Recently, analog compute-in-memory (CIM) architectures based on emerging
analog non-volatile memory (NVM) technologies have been explored for deep
neural networks (DNN) to improve energy efficiency. Such architectures,
however, leverage charge conservation, an operation with infinite resolution,
and thus are susceptible to errors. The computations in DNN realized by analog
NVM thus have high uncertainty due to the device stochasticity. Several reports
have demonstrated the use of analog NVM for CIM in a limited scale. It is
unclear whether the uncertainties in computations will prohibit large-scale
DNNs. To explore this critical issue of scalability, this paper first presents
a simulation framework to evaluate the feasibility of large-scale DNNs based on
CIM architecture and analog NVM. Simulation results show that DNNs trained for
high-precision digital computing engines are not resilient against the
uncertainty of the analog NVM devices.
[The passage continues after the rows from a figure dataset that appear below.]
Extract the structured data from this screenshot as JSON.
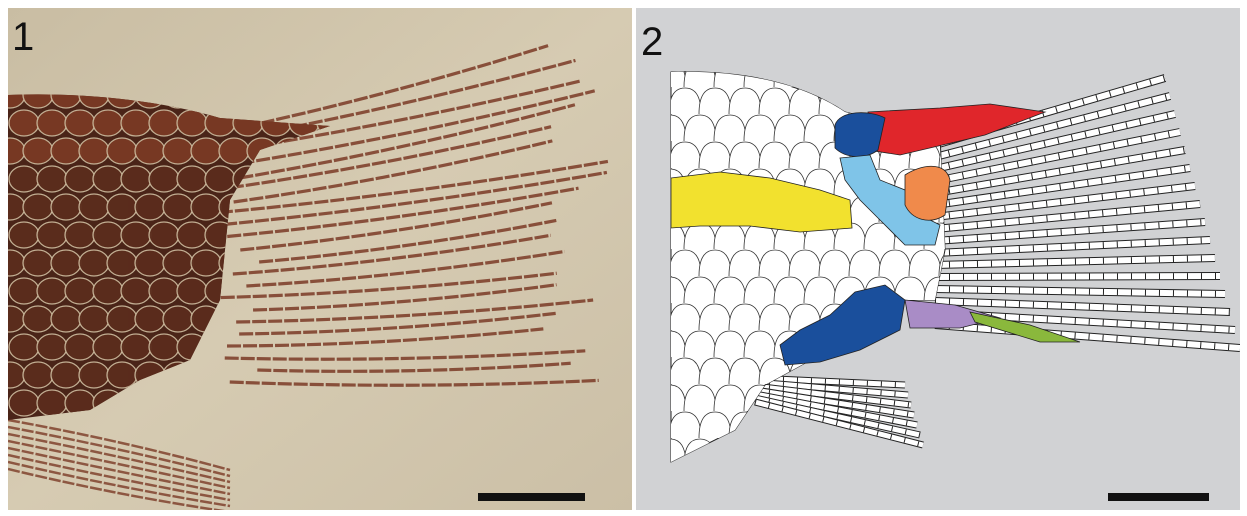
{
  "panels": [
    {
      "label": "1"
    },
    {
      "label": "2"
    }
  ]
}
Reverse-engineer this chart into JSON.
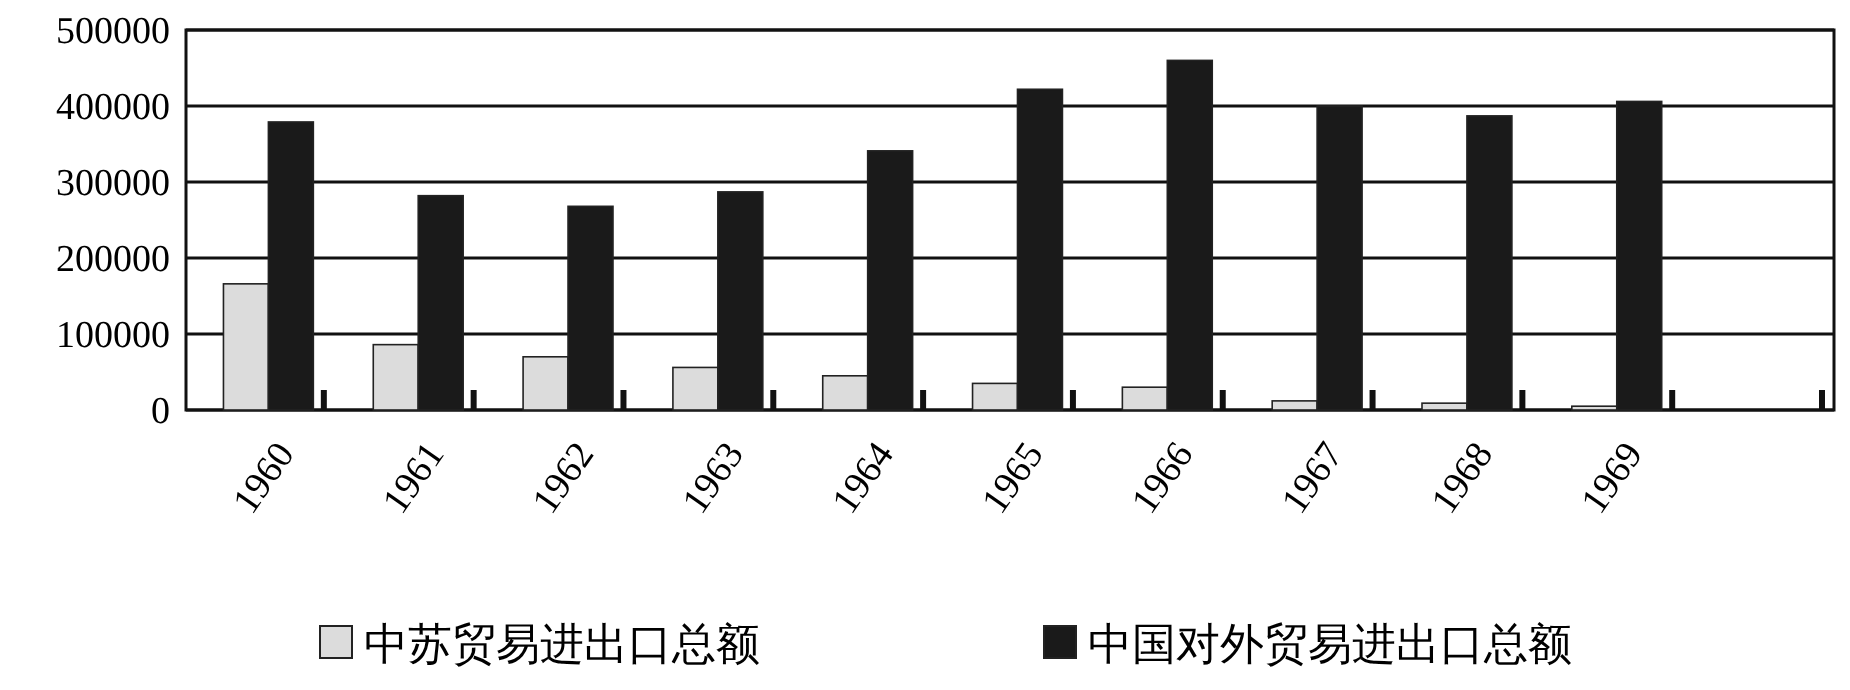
{
  "chart_data": {
    "type": "bar",
    "categories": [
      "1960",
      "1961",
      "1962",
      "1963",
      "1964",
      "1965",
      "1966",
      "1967",
      "1968",
      "1969"
    ],
    "series": [
      {
        "name": "中苏贸易进出口总额",
        "color": "#dcdcdc",
        "values": [
          166000,
          86000,
          70000,
          56000,
          45000,
          35000,
          30000,
          12000,
          9000,
          5000
        ]
      },
      {
        "name": "中国对外贸易进出口总额",
        "color": "#1a1a1a",
        "values": [
          379000,
          282000,
          268000,
          287000,
          341000,
          422000,
          460000,
          400000,
          387000,
          406000
        ]
      }
    ],
    "ylim": [
      0,
      500000
    ],
    "yticks": [
      0,
      100000,
      200000,
      300000,
      400000,
      500000
    ],
    "grid": "y",
    "legend": "bottom"
  }
}
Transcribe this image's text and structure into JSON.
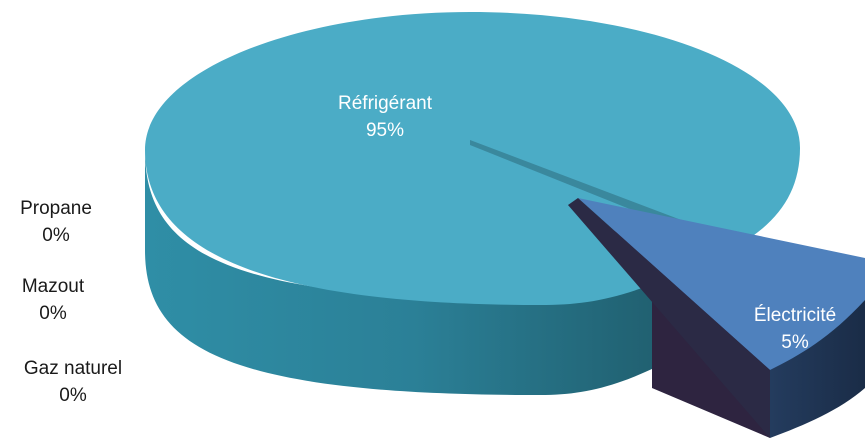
{
  "chart_data": {
    "type": "pie",
    "style": "3d-exploded",
    "slices": [
      {
        "label": "Réfrigérant",
        "value": 95,
        "value_label": "95%",
        "color": "#4bacc6"
      },
      {
        "label": "Électricité",
        "value": 5,
        "value_label": "5%",
        "color": "#4f81bd"
      },
      {
        "label": "Propane",
        "value": 0,
        "value_label": "0%"
      },
      {
        "label": "Mazout",
        "value": 0,
        "value_label": "0%"
      },
      {
        "label": "Gaz naturel",
        "value": 0,
        "value_label": "0%"
      }
    ]
  }
}
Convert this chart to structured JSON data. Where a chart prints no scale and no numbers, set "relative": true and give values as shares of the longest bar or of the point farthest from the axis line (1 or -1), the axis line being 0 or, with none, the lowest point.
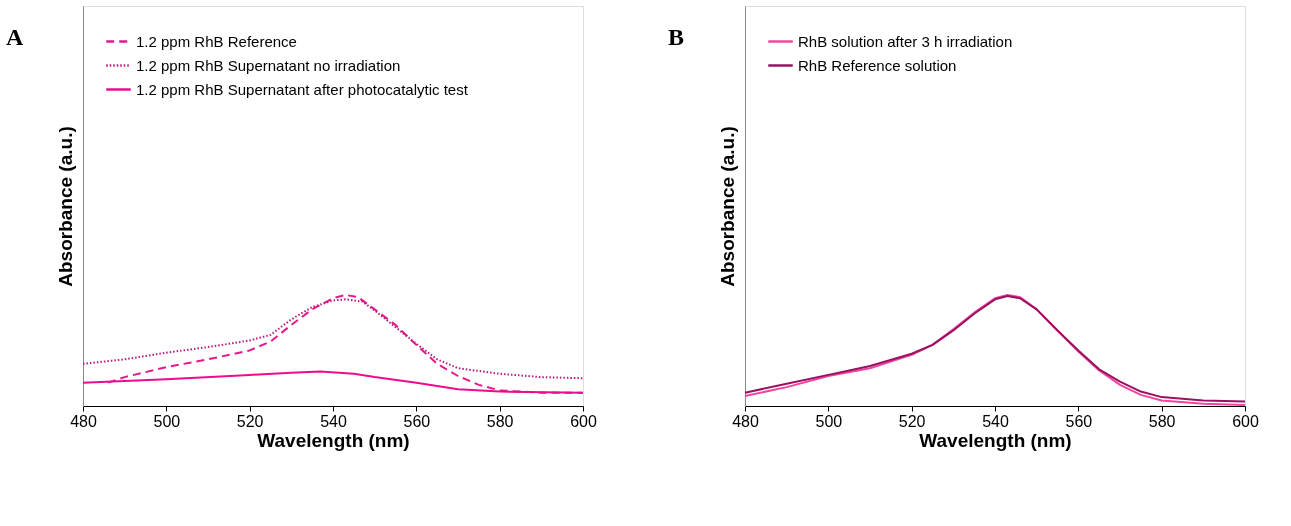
{
  "chart_data": [
    {
      "type": "line",
      "title": "A",
      "xlabel": "Wavelength (nm)",
      "ylabel": "Absorbance (a.u.)",
      "relative": true,
      "xlim": [
        480,
        600
      ],
      "xticks": [
        480,
        500,
        520,
        540,
        560,
        580,
        600
      ],
      "legend": "top left",
      "grid": false,
      "series": [
        {
          "name": "1.2 ppm RhB Reference",
          "color": "#e6198a",
          "line_style": "dashed",
          "x": [
            486,
            490,
            500,
            510,
            520,
            525,
            530,
            535,
            540,
            543,
            546,
            550,
            555,
            560,
            565,
            570,
            575,
            580,
            590,
            600
          ],
          "values": [
            0.21,
            0.26,
            0.35,
            0.42,
            0.5,
            0.58,
            0.73,
            0.87,
            0.97,
            1.0,
            0.98,
            0.87,
            0.73,
            0.55,
            0.38,
            0.27,
            0.19,
            0.14,
            0.12,
            0.12
          ]
        },
        {
          "name": "1.2 ppm RhB Supernatant no irradiation",
          "color": "#b8197d",
          "line_style": "dotted",
          "x": [
            480,
            490,
            500,
            510,
            520,
            525,
            530,
            535,
            540,
            543,
            547,
            550,
            555,
            560,
            565,
            570,
            580,
            590,
            600
          ],
          "values": [
            0.38,
            0.42,
            0.48,
            0.53,
            0.59,
            0.64,
            0.78,
            0.89,
            0.95,
            0.96,
            0.94,
            0.86,
            0.71,
            0.56,
            0.42,
            0.34,
            0.29,
            0.26,
            0.25
          ]
        },
        {
          "name": "1.2 ppm RhB Supernatant after  photocatalytic test",
          "color": "#ec0c8c",
          "line_style": "solid",
          "x": [
            480,
            500,
            520,
            530,
            537,
            545,
            550,
            560,
            570,
            580,
            600
          ],
          "values": [
            0.21,
            0.24,
            0.28,
            0.3,
            0.31,
            0.29,
            0.26,
            0.21,
            0.15,
            0.13,
            0.12
          ]
        }
      ]
    },
    {
      "type": "line",
      "title": "B",
      "xlabel": "Wavelength (nm)",
      "ylabel": "Absorbance (a.u.)",
      "relative": true,
      "xlim": [
        480,
        600
      ],
      "xticks": [
        480,
        500,
        520,
        540,
        560,
        580,
        600
      ],
      "legend": "top left",
      "grid": false,
      "series": [
        {
          "name": "RhB solution after 3 h irradiation",
          "color": "#f0469e",
          "line_style": "solid",
          "x": [
            480,
            490,
            500,
            510,
            520,
            525,
            530,
            535,
            540,
            543,
            546,
            550,
            555,
            560,
            565,
            570,
            575,
            580,
            590,
            600
          ],
          "values": [
            0.09,
            0.17,
            0.27,
            0.34,
            0.46,
            0.55,
            0.69,
            0.84,
            0.97,
            1.0,
            0.98,
            0.87,
            0.68,
            0.49,
            0.32,
            0.19,
            0.1,
            0.05,
            0.02,
            0.01
          ]
        },
        {
          "name": "RhB Reference solution",
          "color": "#9c1060",
          "line_style": "solid",
          "x": [
            480,
            490,
            500,
            505,
            510,
            520,
            525,
            530,
            535,
            540,
            543,
            546,
            550,
            555,
            560,
            565,
            570,
            575,
            580,
            590,
            600
          ],
          "values": [
            0.12,
            0.2,
            0.28,
            0.32,
            0.36,
            0.47,
            0.55,
            0.68,
            0.83,
            0.96,
            0.99,
            0.97,
            0.87,
            0.68,
            0.5,
            0.33,
            0.22,
            0.13,
            0.08,
            0.05,
            0.04
          ]
        }
      ]
    }
  ]
}
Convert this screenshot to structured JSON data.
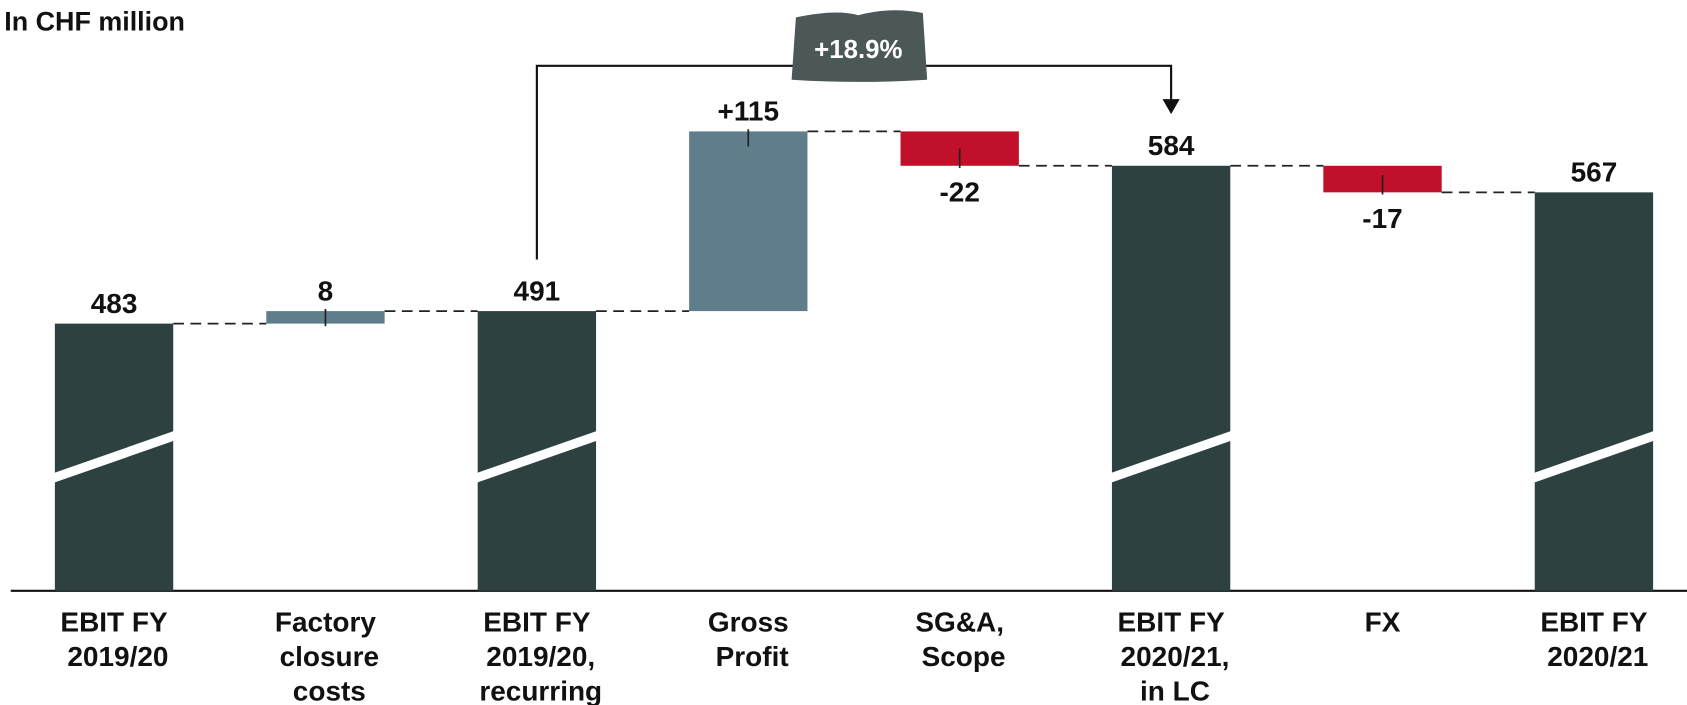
{
  "chart_data": {
    "type": "waterfall",
    "subtitle": "In CHF million",
    "categories": [
      "EBIT FY 2019/20",
      "Factory closure costs",
      "EBIT FY 2019/20, recurring",
      "Gross Profit",
      "SG&A, Scope",
      "EBIT FY 2020/21, in LC",
      "FX",
      "EBIT FY 2020/21"
    ],
    "measures": [
      "total",
      "relative",
      "total",
      "relative",
      "relative",
      "total",
      "relative",
      "total"
    ],
    "values": [
      483,
      8,
      491,
      115,
      -22,
      584,
      -17,
      567
    ],
    "value_labels": [
      "483",
      "8",
      "491",
      "+115",
      "-22",
      "584",
      "-17",
      "567"
    ],
    "colors": {
      "total": "#2c4140",
      "increase": "#607d8b",
      "decrease": "#c0102a"
    },
    "ylim": [
      312,
      690
    ],
    "annotations": [
      {
        "text": "+18.9%",
        "from": 2,
        "to": 5
      }
    ]
  }
}
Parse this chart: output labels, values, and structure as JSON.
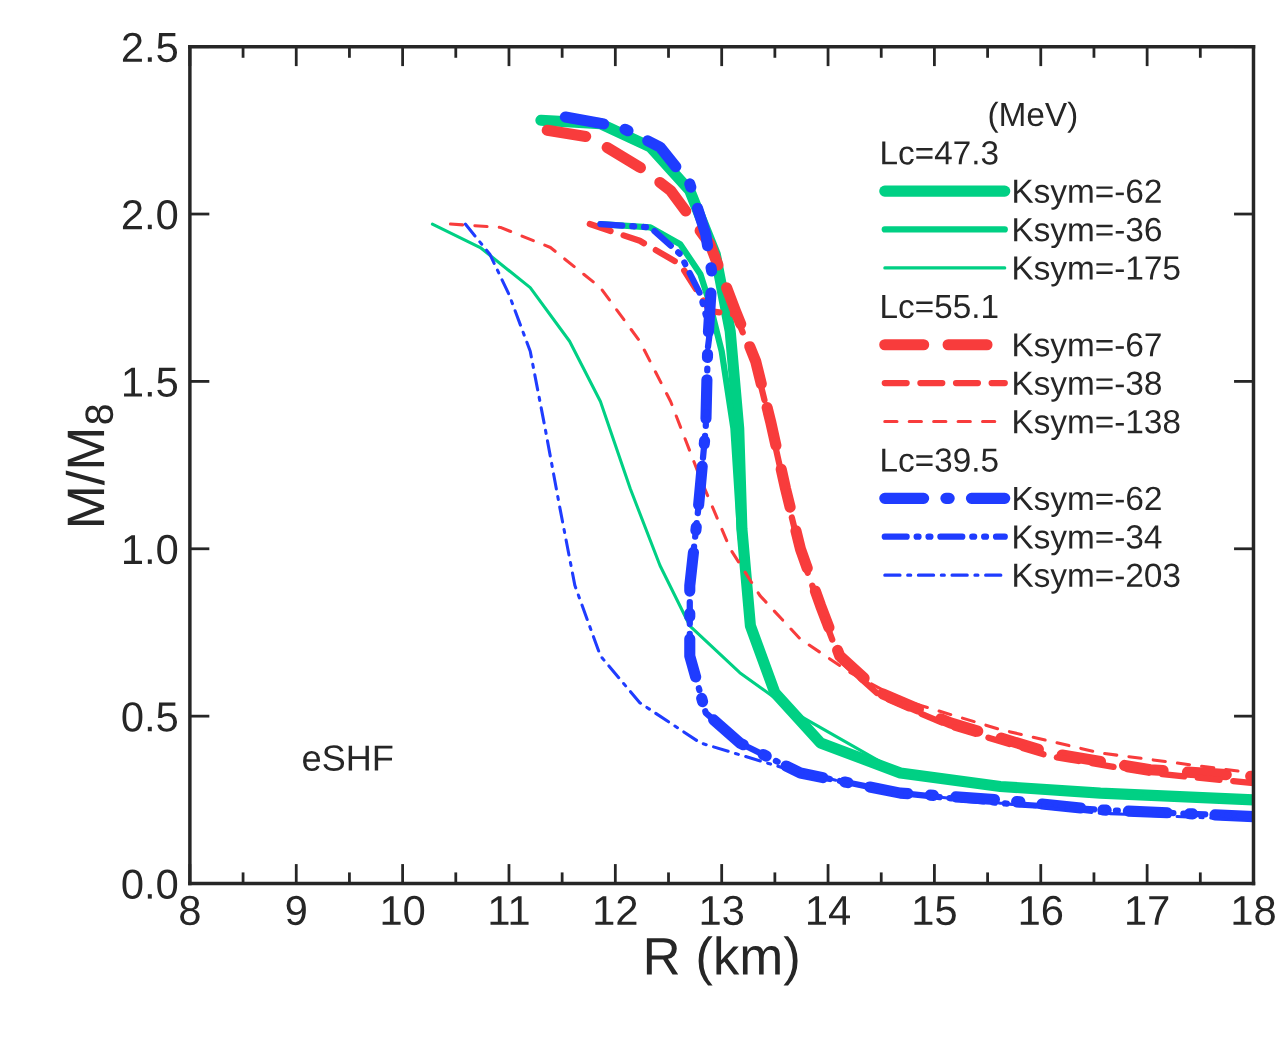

To avoid such catastrophic failures,
this paper introduces the analog floating-point representation for the DNN, and
the Hessian-Aware Stochastic Gradient Descent (HA-SGD) training algorithm to
enhance the inference accuracy of trained DNNs. As a result of such
enhancements, DNNs such as Wide ResNets for the CIFAR-100 image recognition
problem are demonstrated to have significant performance improvements in
accuracy without adding cost to the inference hardware.